Bruins players seemed to be in agreement that Saturday’s 4-2 victory in Game 5 was their best game of the series. That game saw their power play break through with a pair of goals, while the fact that they got on the board early and built a 3-0 lead allowed them to play all but the first 13:19 with a lead.

“We had a solid game last game,” Matt Bartkowski said. “We had a good start and had the lead for once, which was nice. I think we played a pretty complete game. I said that before the game, if we play a full 60 minutes, we don’t really give them much and we’re fine.”

The Bruins didn’t give the Habs much in Game 5. After shutting out Montreal in Game 4 to even the series, the B’s kept the Habs quiet in five-on-five play, with Montreal’s only goals coming in the form of power play tallies, the second of which was a six-on-four goal with Carey Price pulled with 2:29 remaining.

Whether Game 6 sees as few penalties as the first two in Montreal did (the B’s took two penalties) remains to be seen, but if the refs lay off the whistles it will be advantageous to the Bruins. Boston is the better five-on-five team anyway, but the way the B’s have silenced Max Pacioretty and David Desharnais (thanks largely to Zdeno Chara and Patrice Bergeron) has made up for the lack of offense out of David Krejci‘s line and left Montreal looking for answers.

With the Bruins having found their way and the Canadiens struggling to find a way to beat Tuukka Rask, the best thing the Canadiens have going for them in Game 6 is the fact that it’s at the Bell Centre.

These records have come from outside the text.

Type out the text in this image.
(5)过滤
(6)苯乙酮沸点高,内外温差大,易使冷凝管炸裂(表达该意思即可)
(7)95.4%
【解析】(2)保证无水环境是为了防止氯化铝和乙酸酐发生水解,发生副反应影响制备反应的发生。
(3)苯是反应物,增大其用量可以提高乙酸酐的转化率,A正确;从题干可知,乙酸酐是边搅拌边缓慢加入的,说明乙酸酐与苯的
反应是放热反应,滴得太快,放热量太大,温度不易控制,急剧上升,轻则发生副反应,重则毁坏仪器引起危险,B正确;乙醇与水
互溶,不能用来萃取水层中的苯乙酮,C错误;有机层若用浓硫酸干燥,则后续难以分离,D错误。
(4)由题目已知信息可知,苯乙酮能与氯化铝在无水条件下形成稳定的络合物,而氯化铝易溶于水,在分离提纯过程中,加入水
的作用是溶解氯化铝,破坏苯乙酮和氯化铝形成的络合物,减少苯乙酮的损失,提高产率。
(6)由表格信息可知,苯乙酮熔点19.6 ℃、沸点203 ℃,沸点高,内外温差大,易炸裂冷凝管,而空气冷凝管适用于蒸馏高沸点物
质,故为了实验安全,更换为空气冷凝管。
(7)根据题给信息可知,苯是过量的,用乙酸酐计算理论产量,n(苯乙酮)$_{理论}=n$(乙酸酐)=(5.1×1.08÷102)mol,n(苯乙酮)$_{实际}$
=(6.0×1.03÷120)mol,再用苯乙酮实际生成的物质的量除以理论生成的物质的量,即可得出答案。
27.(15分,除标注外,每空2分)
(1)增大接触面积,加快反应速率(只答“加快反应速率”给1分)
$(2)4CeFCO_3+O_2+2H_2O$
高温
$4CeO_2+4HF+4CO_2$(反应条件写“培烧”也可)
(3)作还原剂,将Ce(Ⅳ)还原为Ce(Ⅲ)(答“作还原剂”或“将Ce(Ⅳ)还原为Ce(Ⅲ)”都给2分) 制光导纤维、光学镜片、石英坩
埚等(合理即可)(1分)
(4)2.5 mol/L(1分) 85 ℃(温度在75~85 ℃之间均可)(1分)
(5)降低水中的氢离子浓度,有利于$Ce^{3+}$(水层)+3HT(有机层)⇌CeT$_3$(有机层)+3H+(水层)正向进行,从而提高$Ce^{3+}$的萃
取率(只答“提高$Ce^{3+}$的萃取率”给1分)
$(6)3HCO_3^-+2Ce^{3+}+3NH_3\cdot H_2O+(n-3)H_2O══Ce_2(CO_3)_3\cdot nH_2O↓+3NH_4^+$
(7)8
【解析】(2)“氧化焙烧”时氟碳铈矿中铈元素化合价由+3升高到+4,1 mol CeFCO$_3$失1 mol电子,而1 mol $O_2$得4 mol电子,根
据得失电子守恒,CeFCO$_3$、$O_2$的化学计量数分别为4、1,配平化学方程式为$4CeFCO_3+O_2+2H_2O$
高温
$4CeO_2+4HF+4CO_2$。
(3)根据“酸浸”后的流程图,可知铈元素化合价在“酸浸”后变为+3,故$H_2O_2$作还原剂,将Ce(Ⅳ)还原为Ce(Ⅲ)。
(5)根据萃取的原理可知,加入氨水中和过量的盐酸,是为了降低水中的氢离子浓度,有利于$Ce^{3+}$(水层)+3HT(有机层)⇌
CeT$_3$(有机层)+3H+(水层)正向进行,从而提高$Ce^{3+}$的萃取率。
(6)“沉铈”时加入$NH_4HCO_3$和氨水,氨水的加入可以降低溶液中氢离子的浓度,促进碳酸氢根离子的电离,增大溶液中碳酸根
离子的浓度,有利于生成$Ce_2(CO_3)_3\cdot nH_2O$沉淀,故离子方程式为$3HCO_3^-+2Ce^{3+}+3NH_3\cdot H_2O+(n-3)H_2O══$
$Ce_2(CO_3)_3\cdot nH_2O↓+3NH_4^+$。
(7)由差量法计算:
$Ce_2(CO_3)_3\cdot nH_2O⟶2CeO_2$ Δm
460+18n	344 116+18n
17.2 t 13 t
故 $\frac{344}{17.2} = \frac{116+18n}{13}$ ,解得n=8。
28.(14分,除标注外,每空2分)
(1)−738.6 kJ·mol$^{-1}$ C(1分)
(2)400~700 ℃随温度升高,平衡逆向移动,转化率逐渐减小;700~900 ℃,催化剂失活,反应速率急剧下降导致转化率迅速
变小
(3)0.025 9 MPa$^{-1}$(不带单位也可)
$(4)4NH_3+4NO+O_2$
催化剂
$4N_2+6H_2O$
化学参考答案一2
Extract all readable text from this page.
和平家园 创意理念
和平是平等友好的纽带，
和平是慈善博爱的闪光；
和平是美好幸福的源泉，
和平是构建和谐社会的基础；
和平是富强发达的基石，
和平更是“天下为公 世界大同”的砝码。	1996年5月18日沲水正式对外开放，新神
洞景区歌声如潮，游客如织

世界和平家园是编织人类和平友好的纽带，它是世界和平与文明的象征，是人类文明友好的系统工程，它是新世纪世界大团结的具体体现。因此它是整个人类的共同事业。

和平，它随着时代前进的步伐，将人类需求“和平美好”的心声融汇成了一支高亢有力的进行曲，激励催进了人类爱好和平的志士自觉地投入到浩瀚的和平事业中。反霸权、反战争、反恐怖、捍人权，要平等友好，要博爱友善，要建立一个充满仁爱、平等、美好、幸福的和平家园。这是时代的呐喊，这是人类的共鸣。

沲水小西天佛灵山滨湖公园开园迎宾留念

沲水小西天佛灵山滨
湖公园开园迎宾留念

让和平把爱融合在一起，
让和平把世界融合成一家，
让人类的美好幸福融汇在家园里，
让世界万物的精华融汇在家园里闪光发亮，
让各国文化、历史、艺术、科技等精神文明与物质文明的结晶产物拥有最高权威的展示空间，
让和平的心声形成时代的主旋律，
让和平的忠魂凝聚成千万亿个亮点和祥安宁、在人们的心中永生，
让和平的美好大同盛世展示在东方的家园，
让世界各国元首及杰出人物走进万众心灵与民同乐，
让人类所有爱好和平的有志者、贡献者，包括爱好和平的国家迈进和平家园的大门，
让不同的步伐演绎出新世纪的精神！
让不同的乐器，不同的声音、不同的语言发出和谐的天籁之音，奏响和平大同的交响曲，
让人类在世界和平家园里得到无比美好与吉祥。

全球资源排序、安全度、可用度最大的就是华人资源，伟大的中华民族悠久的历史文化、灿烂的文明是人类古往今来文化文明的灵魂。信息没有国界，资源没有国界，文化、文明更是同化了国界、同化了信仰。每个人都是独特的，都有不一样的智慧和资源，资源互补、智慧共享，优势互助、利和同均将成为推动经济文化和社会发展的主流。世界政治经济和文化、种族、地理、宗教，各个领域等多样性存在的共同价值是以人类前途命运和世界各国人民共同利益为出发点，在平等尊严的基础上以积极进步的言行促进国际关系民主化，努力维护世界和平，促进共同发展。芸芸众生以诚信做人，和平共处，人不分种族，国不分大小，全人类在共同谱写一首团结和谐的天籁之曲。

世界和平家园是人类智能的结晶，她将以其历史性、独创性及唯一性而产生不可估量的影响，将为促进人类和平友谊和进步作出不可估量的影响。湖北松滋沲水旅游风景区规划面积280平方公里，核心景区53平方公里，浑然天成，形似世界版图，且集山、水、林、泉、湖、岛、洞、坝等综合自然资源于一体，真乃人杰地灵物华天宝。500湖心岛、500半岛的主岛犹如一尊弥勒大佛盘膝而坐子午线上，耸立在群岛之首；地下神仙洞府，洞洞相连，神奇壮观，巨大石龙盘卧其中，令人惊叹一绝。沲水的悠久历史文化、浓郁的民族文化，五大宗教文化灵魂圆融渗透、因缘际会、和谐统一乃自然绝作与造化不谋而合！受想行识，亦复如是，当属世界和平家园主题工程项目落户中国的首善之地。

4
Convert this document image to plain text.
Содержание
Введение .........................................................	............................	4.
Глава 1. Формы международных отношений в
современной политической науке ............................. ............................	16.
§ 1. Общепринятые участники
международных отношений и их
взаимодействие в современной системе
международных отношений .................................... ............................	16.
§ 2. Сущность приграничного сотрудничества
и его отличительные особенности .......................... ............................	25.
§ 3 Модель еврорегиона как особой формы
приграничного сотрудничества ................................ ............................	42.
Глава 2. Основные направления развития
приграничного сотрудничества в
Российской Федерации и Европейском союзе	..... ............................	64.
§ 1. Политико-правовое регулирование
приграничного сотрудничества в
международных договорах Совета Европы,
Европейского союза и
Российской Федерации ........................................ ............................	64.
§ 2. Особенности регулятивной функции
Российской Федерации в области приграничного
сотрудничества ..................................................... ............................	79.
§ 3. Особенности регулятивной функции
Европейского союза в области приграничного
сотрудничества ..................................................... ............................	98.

Remember, the last time the Bruins had a 3-2 series lead and the opportunity to end the series in Montreal, they couldn’t do it. The roster is plenty different from that 2011 team, but it doesn’t take a genius to know that closing out the Habs at the Bell Centre won’t come easy.

“Our biggest focus right now is to close out the series as fast as we can,” Reilly Smith said. “You don’t want to give a team like Montreal time to linger around because anything can happen in games and their goalie’s been pretty hot. If you give them a chance to shut you out, he’ll definitely do that. We’re going into the Bell Centre trying to [win]. That’s definitely our main focus.”